El aterrizaje en la Tierra fue silencioso, desapercibido por todos. Apenas 29 segundos en Cáceres. Algunos más, fechas después, frente a Caja Cantabria y Girona. Era la temporada 98/99. Pau Gasol se convirtió en un fijo en el primer equipo del Barcelona el curso siguiente pero solo promedió 14 minutos y 4 puntos por partido, siendo el decimosegundo jugador con ficha en la primera plantilla. El de Sant Boi empezaba a ser conocido en las entrañas del club catalán, pero no despertaba las curiosidad de la mayoría de los aficionados al baloncesto español.

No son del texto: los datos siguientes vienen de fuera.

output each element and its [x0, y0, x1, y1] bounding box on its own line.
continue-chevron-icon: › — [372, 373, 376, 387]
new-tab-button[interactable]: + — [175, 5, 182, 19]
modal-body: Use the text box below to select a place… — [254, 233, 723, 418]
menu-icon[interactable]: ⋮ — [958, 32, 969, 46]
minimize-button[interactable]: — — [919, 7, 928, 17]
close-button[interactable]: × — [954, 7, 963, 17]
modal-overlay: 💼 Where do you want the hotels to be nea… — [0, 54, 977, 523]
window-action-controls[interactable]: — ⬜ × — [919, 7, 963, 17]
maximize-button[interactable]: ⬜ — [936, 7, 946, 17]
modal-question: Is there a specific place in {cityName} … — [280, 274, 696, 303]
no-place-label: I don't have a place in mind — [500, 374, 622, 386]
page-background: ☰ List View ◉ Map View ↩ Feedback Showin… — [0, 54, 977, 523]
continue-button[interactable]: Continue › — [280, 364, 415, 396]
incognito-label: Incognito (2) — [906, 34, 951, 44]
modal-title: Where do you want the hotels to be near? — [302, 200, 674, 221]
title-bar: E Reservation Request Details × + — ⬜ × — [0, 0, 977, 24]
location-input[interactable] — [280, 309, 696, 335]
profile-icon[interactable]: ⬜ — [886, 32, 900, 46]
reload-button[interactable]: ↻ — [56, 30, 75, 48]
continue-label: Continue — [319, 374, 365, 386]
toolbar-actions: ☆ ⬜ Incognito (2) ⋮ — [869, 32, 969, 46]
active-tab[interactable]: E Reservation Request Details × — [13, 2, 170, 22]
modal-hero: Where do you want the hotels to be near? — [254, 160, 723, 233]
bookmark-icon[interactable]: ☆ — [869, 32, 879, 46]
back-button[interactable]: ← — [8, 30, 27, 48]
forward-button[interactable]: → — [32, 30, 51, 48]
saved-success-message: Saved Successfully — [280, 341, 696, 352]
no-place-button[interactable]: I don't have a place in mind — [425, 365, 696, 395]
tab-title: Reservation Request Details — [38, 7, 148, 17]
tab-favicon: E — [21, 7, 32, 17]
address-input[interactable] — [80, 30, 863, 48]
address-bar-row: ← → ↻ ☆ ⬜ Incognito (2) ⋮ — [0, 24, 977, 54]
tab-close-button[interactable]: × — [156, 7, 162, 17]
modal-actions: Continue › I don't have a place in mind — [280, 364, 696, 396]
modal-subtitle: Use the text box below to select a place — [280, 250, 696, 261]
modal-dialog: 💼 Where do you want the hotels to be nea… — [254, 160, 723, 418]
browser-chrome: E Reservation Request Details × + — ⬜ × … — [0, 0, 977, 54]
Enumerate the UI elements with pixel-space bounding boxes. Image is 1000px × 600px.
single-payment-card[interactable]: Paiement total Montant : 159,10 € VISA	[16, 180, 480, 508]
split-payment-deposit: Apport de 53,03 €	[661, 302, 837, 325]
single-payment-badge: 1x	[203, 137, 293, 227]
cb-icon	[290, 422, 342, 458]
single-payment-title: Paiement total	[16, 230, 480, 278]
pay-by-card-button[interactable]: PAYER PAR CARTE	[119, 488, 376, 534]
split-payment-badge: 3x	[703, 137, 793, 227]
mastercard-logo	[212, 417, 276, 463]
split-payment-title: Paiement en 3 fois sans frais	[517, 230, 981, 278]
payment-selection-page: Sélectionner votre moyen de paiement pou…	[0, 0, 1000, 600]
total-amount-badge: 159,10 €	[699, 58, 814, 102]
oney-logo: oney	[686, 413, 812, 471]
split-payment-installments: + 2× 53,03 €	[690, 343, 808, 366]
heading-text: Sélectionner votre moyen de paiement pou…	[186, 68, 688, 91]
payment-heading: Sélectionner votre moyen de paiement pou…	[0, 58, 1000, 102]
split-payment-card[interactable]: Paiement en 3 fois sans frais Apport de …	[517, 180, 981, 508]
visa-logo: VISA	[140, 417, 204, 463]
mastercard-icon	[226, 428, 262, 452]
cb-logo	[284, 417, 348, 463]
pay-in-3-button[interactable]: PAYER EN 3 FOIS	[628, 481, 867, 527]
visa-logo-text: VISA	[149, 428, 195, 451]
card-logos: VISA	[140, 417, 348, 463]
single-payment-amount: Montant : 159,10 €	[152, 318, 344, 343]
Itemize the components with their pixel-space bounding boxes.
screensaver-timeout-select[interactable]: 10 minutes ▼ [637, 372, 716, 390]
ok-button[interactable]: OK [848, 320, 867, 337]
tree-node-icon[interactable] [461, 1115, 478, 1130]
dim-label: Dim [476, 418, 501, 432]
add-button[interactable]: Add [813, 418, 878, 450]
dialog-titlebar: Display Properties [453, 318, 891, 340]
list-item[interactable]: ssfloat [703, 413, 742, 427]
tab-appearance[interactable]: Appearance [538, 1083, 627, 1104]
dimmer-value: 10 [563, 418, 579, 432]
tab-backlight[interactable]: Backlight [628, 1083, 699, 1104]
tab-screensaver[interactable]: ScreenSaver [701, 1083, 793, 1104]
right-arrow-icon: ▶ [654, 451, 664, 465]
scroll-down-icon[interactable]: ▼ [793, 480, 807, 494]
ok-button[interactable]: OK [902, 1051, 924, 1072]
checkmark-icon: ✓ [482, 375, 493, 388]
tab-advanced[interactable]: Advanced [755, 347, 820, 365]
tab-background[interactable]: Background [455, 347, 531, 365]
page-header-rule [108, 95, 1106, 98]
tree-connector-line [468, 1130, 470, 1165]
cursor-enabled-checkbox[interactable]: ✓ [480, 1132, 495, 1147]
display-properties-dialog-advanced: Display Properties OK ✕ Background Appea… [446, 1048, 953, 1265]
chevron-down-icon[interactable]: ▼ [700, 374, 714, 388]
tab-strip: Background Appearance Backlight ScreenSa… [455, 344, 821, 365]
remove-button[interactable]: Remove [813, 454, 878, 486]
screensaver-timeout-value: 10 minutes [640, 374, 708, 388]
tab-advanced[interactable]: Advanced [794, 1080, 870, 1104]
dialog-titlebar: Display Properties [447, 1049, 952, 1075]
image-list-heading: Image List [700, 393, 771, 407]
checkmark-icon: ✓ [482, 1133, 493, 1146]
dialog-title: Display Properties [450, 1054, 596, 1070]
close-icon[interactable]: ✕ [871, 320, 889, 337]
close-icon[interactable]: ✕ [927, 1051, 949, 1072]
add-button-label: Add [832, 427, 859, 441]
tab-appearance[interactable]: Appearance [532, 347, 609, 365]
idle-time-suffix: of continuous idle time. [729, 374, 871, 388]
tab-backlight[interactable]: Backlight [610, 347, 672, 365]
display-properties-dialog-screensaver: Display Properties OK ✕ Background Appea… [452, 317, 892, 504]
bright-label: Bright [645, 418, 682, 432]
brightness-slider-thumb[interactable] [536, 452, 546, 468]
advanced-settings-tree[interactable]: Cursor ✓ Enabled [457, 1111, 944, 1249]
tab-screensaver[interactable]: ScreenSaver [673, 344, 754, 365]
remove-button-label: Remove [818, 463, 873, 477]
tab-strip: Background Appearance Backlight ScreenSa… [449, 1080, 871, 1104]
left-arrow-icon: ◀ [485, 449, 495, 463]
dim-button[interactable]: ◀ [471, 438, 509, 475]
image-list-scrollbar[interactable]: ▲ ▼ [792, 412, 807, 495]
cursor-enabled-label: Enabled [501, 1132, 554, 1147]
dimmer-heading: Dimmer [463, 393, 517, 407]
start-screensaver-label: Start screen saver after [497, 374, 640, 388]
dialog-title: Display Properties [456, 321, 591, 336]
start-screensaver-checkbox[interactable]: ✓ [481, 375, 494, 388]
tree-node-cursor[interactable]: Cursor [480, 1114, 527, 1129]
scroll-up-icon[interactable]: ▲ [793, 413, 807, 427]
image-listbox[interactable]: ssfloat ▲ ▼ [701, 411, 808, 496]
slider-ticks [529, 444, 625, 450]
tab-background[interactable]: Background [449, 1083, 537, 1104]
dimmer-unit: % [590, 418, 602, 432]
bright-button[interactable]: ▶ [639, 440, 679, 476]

Para eso hubo que esperar un año más. Entonces sí, la aparición alienígena. El año 2001 de Pau fue inolvidable.

El caso Seikaly

El Barcelona de Aíto García Reneses había contratado al experimentado pívot NBA Rony Seikaly. El jugador de origen libanés, con diez años de experiencia en la mejor liga del mundo, llegaba al equipo con un rol importante, pero su aventura duró apenas tres partidos. Problemas físicos, mala adaptación y algún que otro agravante disciplinario terminaron con la brevísima etapa de Seikaly en el club. La temporada ya había comenzado y el Barcelona sufría un traspiés en su planificación. Lejos de buscar a un sustituto, Aíto fichó a un base, Michael Hawkins, y cedió el hueco de Seikaly a Pau Gasol. Una apuesta arriesgada del técnico que terminó siendo un auténtico descubrimiento. Una eclosión inesperada y veloz.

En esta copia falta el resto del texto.